S Christensen, Denmark
P Nissen, Department of Clinical Biochemistry, Aarhus University Hospital, Aarhus C., Denmark
P Vestergaard, Department of Endocrinology and Metabolism C, Aarhus University Hospital, Aarhus C., Denmark
L Heickendorff, Department of Clinical Biochemistry, Aarhus University Hospital, Aarhus C., Denmark
L Rejnmark, Dept of Endocrinology and Metabolism C, Aarhus University Hospital, Aarhus, Denmark
K Brixen, Department of Endocrinology, Odense University Hospital, Odense, Denmark
L Mosekilde, Dept of Endocrinology and Metabolism C, Aarhus University Hospital, Aarhus, Denmark

Correspondence: Signe Christensen, Email: rlg06sec{at}as.aaa.dk

Abstract

Abstract:

Introduction: Familial hypocalciuric hypercalcaemia (FHH) is a lifelong, benign, inherited condition caused by inactivating mutations in the Calcium Sensing Receptor (CASR) gene. Both FHH and primary hyperparathyroidism (PHPT) are characterized by elevated P-calcium, normal or elevated P-parathyroid hormone (P-PTH), and typically normal renal function. In PHPT, Vitamin D metabolism is typically characterized by low plasma levels of 25-hydroxyvitamin D (25OHD), and high plasma levels of 1,25-dihydroxyvitamin D (1,25(OH)2D). In FHH, the vitamin D metabolism is not very well known.

Objective: To compare and evaluate plasma 25OHD, 1,25(OH)2D and PTH in FHH and PHPT.

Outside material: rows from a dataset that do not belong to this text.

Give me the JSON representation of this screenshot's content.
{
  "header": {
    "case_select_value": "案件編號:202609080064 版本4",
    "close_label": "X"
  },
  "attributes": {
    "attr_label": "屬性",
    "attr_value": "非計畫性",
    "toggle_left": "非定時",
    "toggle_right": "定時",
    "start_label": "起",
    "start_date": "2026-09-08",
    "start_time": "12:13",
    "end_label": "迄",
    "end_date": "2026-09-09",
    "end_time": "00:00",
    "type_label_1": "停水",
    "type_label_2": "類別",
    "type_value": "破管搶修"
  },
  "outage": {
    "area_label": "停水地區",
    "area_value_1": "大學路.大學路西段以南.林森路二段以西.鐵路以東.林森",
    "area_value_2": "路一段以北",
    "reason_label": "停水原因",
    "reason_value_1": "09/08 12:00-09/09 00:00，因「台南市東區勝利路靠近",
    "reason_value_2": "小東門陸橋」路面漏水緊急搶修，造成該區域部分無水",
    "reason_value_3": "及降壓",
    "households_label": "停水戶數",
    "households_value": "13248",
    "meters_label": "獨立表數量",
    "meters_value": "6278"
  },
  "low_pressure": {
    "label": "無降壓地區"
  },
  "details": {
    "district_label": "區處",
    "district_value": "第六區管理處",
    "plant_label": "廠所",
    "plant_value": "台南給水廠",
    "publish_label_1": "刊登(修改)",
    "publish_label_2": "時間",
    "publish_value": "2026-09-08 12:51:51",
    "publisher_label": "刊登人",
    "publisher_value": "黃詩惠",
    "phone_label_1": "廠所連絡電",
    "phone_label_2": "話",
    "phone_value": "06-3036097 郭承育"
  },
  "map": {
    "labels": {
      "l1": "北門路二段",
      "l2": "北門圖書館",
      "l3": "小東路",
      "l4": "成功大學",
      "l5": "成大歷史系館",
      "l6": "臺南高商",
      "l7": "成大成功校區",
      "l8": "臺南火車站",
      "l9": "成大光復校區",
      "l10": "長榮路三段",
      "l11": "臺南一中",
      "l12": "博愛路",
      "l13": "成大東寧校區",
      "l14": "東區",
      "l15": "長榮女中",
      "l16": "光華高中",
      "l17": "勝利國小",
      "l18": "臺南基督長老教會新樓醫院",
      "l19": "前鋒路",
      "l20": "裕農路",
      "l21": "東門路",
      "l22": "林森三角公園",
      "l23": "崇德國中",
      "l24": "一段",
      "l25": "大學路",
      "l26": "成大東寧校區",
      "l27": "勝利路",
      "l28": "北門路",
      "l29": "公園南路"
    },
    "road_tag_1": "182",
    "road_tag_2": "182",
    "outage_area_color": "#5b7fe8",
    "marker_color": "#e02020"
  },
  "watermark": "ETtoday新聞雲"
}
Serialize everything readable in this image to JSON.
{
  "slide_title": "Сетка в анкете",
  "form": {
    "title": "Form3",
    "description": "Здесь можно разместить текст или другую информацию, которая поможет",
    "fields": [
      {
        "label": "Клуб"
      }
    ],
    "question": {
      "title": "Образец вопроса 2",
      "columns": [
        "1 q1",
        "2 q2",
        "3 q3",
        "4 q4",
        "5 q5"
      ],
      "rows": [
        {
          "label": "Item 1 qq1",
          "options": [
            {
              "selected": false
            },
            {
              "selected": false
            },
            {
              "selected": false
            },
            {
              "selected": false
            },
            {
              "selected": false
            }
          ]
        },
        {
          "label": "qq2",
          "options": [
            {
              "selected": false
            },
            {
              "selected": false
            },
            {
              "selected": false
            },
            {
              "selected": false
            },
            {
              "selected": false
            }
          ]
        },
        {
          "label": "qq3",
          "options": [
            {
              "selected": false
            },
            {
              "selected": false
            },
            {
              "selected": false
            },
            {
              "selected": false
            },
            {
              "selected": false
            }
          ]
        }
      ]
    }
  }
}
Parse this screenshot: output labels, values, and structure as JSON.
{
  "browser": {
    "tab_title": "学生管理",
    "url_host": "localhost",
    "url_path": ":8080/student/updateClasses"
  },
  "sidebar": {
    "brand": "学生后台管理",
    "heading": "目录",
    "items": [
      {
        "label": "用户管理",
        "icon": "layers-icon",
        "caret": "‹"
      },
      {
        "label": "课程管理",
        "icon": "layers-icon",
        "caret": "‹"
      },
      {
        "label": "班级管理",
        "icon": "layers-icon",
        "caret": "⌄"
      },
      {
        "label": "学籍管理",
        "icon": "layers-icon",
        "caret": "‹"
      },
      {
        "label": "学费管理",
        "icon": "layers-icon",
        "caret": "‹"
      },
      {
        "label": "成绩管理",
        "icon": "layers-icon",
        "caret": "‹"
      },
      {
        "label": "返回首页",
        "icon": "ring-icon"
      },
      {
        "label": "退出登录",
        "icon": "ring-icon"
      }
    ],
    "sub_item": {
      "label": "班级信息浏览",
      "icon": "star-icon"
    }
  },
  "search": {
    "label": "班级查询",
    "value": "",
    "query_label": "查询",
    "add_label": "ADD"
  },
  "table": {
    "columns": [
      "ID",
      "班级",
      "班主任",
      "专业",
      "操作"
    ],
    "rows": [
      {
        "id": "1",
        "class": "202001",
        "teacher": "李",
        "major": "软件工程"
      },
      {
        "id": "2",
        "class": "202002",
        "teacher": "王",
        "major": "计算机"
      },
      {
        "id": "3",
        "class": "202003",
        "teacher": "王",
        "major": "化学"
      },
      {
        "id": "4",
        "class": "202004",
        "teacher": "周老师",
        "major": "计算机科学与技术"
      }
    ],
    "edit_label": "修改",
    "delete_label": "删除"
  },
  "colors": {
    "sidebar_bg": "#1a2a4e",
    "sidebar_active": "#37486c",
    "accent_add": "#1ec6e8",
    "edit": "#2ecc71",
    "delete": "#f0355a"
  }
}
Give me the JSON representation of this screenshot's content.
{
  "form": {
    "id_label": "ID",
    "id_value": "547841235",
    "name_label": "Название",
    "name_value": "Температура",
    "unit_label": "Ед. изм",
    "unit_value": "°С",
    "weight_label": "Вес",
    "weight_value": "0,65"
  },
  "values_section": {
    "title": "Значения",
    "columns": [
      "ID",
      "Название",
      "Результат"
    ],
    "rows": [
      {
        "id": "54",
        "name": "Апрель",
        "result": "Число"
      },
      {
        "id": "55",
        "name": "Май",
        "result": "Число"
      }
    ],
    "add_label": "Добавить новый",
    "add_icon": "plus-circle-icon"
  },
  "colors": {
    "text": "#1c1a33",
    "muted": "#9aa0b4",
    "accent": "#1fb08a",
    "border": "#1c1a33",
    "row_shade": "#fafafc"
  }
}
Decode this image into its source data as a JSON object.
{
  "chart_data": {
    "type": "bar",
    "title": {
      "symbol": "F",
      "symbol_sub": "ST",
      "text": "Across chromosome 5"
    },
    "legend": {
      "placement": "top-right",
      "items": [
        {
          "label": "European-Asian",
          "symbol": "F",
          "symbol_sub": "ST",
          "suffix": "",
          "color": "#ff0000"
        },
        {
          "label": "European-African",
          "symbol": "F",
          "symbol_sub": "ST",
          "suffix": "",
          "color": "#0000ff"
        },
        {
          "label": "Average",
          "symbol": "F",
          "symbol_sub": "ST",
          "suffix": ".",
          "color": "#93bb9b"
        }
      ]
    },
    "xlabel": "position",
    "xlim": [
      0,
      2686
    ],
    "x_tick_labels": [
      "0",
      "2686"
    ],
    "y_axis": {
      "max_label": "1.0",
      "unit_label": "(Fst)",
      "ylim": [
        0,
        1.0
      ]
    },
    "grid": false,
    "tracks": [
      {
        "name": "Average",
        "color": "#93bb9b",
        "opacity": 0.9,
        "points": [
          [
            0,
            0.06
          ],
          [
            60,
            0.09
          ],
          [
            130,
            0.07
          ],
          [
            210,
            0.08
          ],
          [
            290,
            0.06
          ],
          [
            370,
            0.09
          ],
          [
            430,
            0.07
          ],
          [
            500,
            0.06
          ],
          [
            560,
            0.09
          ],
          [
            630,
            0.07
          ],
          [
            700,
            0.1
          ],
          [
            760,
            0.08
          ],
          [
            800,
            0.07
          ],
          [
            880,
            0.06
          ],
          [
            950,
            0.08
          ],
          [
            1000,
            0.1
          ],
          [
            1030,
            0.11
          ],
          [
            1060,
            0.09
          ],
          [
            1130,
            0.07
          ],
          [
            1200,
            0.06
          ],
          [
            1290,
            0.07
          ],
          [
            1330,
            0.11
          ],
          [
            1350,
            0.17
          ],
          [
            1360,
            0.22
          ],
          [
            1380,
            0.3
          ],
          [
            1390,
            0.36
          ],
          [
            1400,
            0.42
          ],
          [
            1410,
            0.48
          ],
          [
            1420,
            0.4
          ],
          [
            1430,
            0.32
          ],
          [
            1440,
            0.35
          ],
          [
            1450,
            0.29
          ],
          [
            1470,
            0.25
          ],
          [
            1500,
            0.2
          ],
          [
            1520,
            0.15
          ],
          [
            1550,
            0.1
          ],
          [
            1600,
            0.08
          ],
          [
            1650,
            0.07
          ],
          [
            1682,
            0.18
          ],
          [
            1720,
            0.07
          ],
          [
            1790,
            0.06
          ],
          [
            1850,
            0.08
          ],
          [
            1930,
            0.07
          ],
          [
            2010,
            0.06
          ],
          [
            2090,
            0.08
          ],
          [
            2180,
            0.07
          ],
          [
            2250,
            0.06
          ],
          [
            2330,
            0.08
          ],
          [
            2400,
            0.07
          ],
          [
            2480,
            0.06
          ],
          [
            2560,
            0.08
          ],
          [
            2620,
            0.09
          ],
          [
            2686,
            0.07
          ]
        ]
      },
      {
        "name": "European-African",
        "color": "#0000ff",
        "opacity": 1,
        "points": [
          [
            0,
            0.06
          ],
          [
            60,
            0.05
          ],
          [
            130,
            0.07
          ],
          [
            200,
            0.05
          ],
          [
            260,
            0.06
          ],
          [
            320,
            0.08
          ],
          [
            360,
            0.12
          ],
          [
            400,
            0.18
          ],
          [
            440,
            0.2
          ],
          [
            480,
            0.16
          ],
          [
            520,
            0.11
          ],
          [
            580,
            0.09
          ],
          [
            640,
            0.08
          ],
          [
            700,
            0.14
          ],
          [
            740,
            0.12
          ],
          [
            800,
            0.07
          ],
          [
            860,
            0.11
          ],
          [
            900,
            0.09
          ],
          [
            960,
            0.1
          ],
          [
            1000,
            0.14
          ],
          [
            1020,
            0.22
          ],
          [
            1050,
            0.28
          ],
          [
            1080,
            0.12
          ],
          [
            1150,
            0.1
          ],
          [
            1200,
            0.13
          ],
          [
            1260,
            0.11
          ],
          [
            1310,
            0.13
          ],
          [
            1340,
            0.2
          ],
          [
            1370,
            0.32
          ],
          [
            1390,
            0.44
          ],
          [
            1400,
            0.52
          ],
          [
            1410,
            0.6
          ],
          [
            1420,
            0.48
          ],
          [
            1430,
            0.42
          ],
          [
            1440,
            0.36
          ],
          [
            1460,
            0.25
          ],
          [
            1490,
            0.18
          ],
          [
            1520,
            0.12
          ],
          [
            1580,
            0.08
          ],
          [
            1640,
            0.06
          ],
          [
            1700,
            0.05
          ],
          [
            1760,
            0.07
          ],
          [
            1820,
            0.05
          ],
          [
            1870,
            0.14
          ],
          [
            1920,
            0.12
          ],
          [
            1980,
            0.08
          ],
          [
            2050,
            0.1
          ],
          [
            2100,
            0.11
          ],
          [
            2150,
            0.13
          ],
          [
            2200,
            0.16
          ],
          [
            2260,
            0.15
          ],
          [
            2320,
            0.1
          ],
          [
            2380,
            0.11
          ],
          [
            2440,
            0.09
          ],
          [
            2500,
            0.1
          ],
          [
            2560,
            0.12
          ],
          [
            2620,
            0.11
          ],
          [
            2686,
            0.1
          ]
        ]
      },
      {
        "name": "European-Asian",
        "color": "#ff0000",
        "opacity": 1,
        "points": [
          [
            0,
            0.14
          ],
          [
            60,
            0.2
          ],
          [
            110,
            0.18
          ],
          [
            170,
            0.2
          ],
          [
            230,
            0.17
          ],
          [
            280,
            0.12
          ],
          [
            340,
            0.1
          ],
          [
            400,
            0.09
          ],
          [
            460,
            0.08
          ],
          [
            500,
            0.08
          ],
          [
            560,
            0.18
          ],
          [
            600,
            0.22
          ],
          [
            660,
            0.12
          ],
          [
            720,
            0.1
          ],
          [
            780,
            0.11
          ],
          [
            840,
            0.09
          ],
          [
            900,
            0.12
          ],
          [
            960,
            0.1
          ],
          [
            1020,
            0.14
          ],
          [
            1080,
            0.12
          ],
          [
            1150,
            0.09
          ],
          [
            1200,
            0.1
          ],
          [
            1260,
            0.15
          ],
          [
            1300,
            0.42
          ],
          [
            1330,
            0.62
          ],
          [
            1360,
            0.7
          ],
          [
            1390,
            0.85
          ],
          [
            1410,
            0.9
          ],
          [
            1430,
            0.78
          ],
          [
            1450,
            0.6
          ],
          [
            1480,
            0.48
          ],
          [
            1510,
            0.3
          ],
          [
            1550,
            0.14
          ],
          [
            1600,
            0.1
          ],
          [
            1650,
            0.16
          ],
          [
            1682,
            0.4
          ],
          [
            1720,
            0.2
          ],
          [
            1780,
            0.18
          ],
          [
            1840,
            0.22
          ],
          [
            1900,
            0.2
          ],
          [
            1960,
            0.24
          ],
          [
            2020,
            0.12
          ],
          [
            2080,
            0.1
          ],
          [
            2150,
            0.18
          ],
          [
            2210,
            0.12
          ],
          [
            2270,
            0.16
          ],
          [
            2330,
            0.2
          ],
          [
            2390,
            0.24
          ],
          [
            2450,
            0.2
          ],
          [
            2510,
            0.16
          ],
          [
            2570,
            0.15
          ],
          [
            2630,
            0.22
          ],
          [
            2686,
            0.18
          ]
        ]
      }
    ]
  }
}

Design: Cross-sectional study.

Materials: 66 FHH-patients with mutations in the CASR gene, 147 patients with surgically verified PHPT, and 46 controls matched to FHH patients according to age (±5 years), sex and season. All patients had a P-creatinine < 140 µmol/l.

Methods: We measured P-calcium, P-Ca2+, P-albumin, P-creatinine, P-phosphate, P-magnesium, and P-PTH by standard laboratory methods. P-25OHD and P-1,25(OH)2D were measured by radioimmunoassay or enzymeimmunoassay. In FHH, all protein coding exons in the CASR were sequenced and aligned to GenBank reference sequence NM_000388 [GenBank] .2.

Results: PHPT patients had higher BMI (2p<0.01), together with higher P-PTH (2p<0.01) and P-1,25(OH)2D (2p<0.01) compared to FHH patients. The groups had similar levels of P- Ca2+ and of P-25OHD. The phenotypic expression of the CASR mutations (as determined by the degree of hypercalcaemia) did not influence the levels of P-1,25(OH)2D.

Conclusion: Even though P-calcium and P-25OHD were comparable, P-1,25(OH)2D and P-PTH differed between FHH and PHPT.